He chose to live in solitude. As far away from everyone as possible. Almost 40 years ago you took that path, and you would like it to continue to the end. “It’s a good life. Everyone wishes they could, but nobody does,” he says.
The man’s name is Ken Smith, he is 74 years old. and lives in a small log cabin he built himself on the shores of a remote loch in the Scottish Highlands. No electricity, gas or drinking water. Completely alone.
To survive, Ken, originally from Derbyshire, England, fish and harvest and harvest your food. She also collects firewood and washes her clothes in an old-fashioned outdoor toilet.
His log cabin is two hours away by the nearest road on the edge of Rannoch Moor, close to the lake treg. “IS known as the lonely lake. There’s no road to get here, but people used to live here before the dam was built,” he says.

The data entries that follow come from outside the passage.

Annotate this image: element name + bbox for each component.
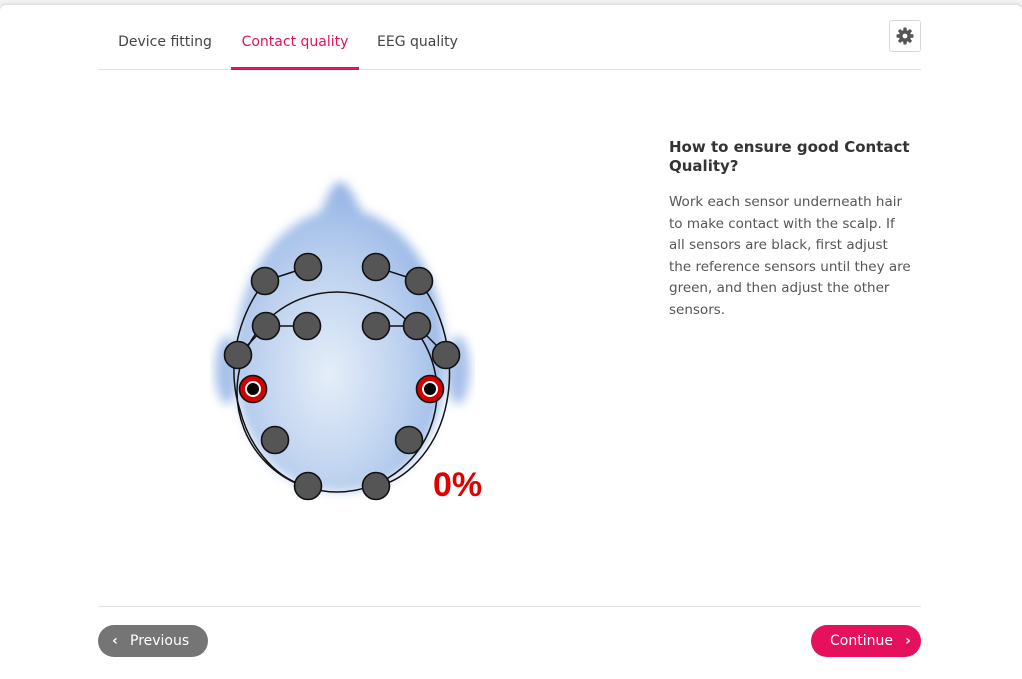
tab-eeg-quality[interactable]: EEG quality [370,26,465,69]
help-panel: How to ensure good Contact Quality? Work… [669,138,914,322]
sensor-f8 [361,252,391,282]
help-title: How to ensure good Contact Quality? [669,138,910,175]
sensor-p8 [394,425,424,455]
chevron-left-icon: ‹ [112,633,118,649]
tab-device-fitting[interactable]: Device fitting [110,26,220,69]
sensor-fc6 [361,311,391,341]
settings-button[interactable] [889,20,921,52]
sensor-f4 [402,311,432,341]
sensor-o2 [361,471,391,501]
head-diagram [205,170,505,510]
sensor-t7 [223,340,253,370]
sensor-fc5 [292,311,322,341]
tab-contact-quality[interactable]: Contact quality [231,26,359,70]
continue-label: Continue [830,633,893,649]
footer-divider [98,606,921,607]
sensor-p7 [260,425,290,455]
previous-label: Previous [130,633,190,649]
sensor-f3 [251,311,281,341]
gear-icon [896,27,914,45]
sensor-t8 [431,340,461,370]
sensor-af3 [250,266,280,296]
sensor-o1 [293,471,323,501]
chevron-right-icon: › [905,633,911,649]
previous-button[interactable]: ‹ Previous [98,625,208,657]
head-svg [215,182,470,501]
sensor-af4 [404,266,434,296]
app-window [0,5,1022,679]
contact-quality-percent: 0% [433,466,483,504]
sensor-f7 [293,252,323,282]
help-text: Work each sensor underneath hair to make… [669,194,911,318]
tab-bar: Device fitting Contact quality EEG quali… [98,26,921,70]
continue-button[interactable]: Continue › [811,625,921,657]
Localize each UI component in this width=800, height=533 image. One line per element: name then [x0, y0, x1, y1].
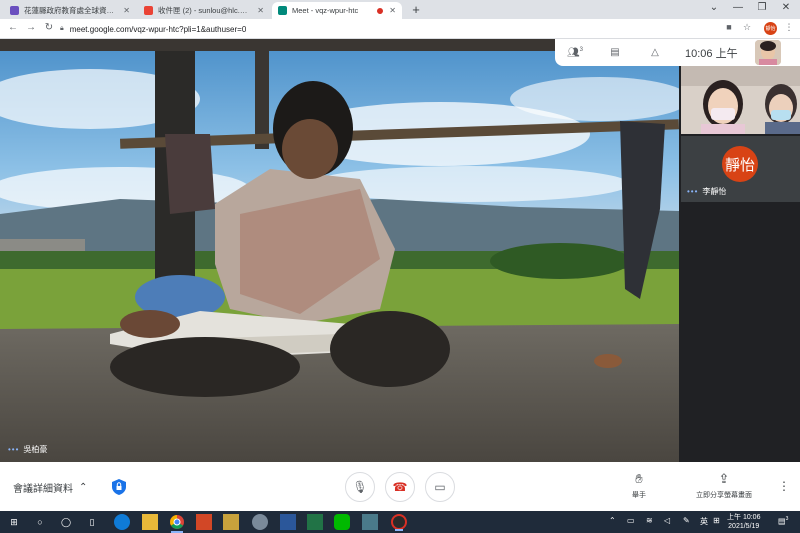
participant-video-tile[interactable] [681, 66, 800, 134]
video-frame-image [0, 39, 679, 462]
battery-icon[interactable]: ▭ [627, 516, 635, 525]
line-icon[interactable] [334, 514, 350, 530]
meet-stage: ••• 吳柏豪 👥︎3 ▤ △ 10:06 上午 靜怡 ••• 李靜怡 [0, 39, 800, 462]
recorder-icon[interactable] [391, 514, 407, 531]
audio-activity-icon: ••• [8, 445, 20, 454]
meeting-details-label: 會議詳細資料 [13, 484, 73, 495]
tab-meet[interactable]: Meet - vqz-wpur-htc ✕ [272, 2, 402, 19]
notification-count: 3 [785, 516, 789, 522]
raise-hand-label: 舉手 [632, 492, 646, 499]
taskbar-clock[interactable]: 上午 10:06 2021/5/19 [727, 513, 760, 531]
windows-taskbar: ⊞ ○ ◯ ▯ ⌃ ▭ ≋ ◁ ✎ 英 ⊞ 上午 10:06 2021/5/19… [0, 511, 800, 533]
activities-icon[interactable]: △ [635, 47, 675, 58]
meet-icon [278, 6, 287, 15]
host-controls-shield-icon[interactable] [111, 478, 127, 496]
phone-hangup-icon: ☎︎ [392, 480, 408, 494]
edge-icon[interactable] [114, 514, 130, 530]
tab-title: 花蓮縣政府教育處全球資訊服務 [24, 6, 117, 15]
chevron-up-icon[interactable]: ⌃ [609, 516, 616, 525]
chrome-logo-icon [170, 515, 184, 529]
close-tab-icon[interactable]: ✕ [389, 6, 396, 15]
site-favicon-icon [10, 6, 19, 15]
tab-title: Meet - vqz-wpur-htc [292, 6, 359, 15]
profile-avatar[interactable]: 靜怡 [764, 22, 777, 35]
participant-avatar: 靜怡 [722, 146, 758, 182]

“All its ruins are there. The census is now one and that’s mehe says looking at the lake from the hill.
the blows of life
Director Lizzie McKenzie first connected with Smith nine years ago and has been filming him for the documentary for the past two years BBC Scotland L’ermita di Treig (“The Hermit of Treig”).
Ken, originally from Derbyshire, recounts how he started working at the age of 15, building fire stations. But his life changed at 26 when he was beaten up by a gang of thugs after a night out.
immediately a cerebral hemorrhage and lost consciousness for 23 days.
“They said I’d never heal. They said I’d never talk again. They said I’d never walk again, But I did. That’s when I decided I was never going to live on anyone’s terms but my own,” she says.
Thus it was that Ken’s life took a turn. He started traveling and getting in touch with nature. Y how the forest gump started walking. And she has been doing it for a long time.
ensures that traveled about 35,000 km before returning home, where devastating news awaited him: both of his parents were dead.
“I didn’t feel a thing. It took a long time for it to hit me,” she says, continuing, “I was in Rannoch a few months later when I suddenly thought about my parents and started crying. I cried the whole way as I walked“.
And that was the moment the man made the decision to get away from it all: “I thought where is the most isolated place in Britain?“he adds in the documentary.
“I went around and followed every cove and every peak where there wasn’t a house built. Hundreds and hundreds of kilometers of nothing. I looked across the lake and saw this forest,” he recalls.
He knew he’d found the place he wanted to be. Ken says that was the moment when he stopped crying and put an end to his constant wandering.
He built his own log cabin and began living as a hermit. Grow vegetables and look for berriesbut its main source of nourishment comes from the lake, from fishing.
A stroke and a lonely life to the end
The dangers of life that the man he finally chose would play a trick on him. He knows. And so it happened a few days after the documentary team left.
It was when I was out in the snow. He had gone out to collect firewood and a blow left him stranded. With great difficulty he managed to reach a GPS that had been left to him and thus activate an SOS.
Rescuers found him and airlifted him to the hospital fort Williamwhere is it he spent seven weeks recovering.
But although the doctors tried to convince him otherwise, once he recovered, Ken has returned to his cabin and his solitary life.
However, the aftermath of the stroke forced the man to accept more help than he had ever received. So, the head of the area, who looks after the forest where Ken lives, she brings him food every two weeks, which he pays for with his pension.
“People have been very good to me these days,” says Ken, who had an accident a year after that and had to be flown again. He was after being injured when a pile of logs collapsed on him.
However, Ken doesn’t expect to live forever: “We didn’t come to earth forever. I will stay here until my last days come, decidedly. I’ve had many crashes, but I seem to have survived them all,” she says.
“I will definitely get sick again at some point. Something will happen to me that will take a day like any other. But I hope to reach 102 years“indicate.
Source: BBC
Source: Clarin
Mark Jones is a world traveler and journalist for News Rebeat. With a curious mind and a love of adventure, Mark brings a unique perspective to the latest global events and provides in-depth and thought-provoking coverage of the world at large.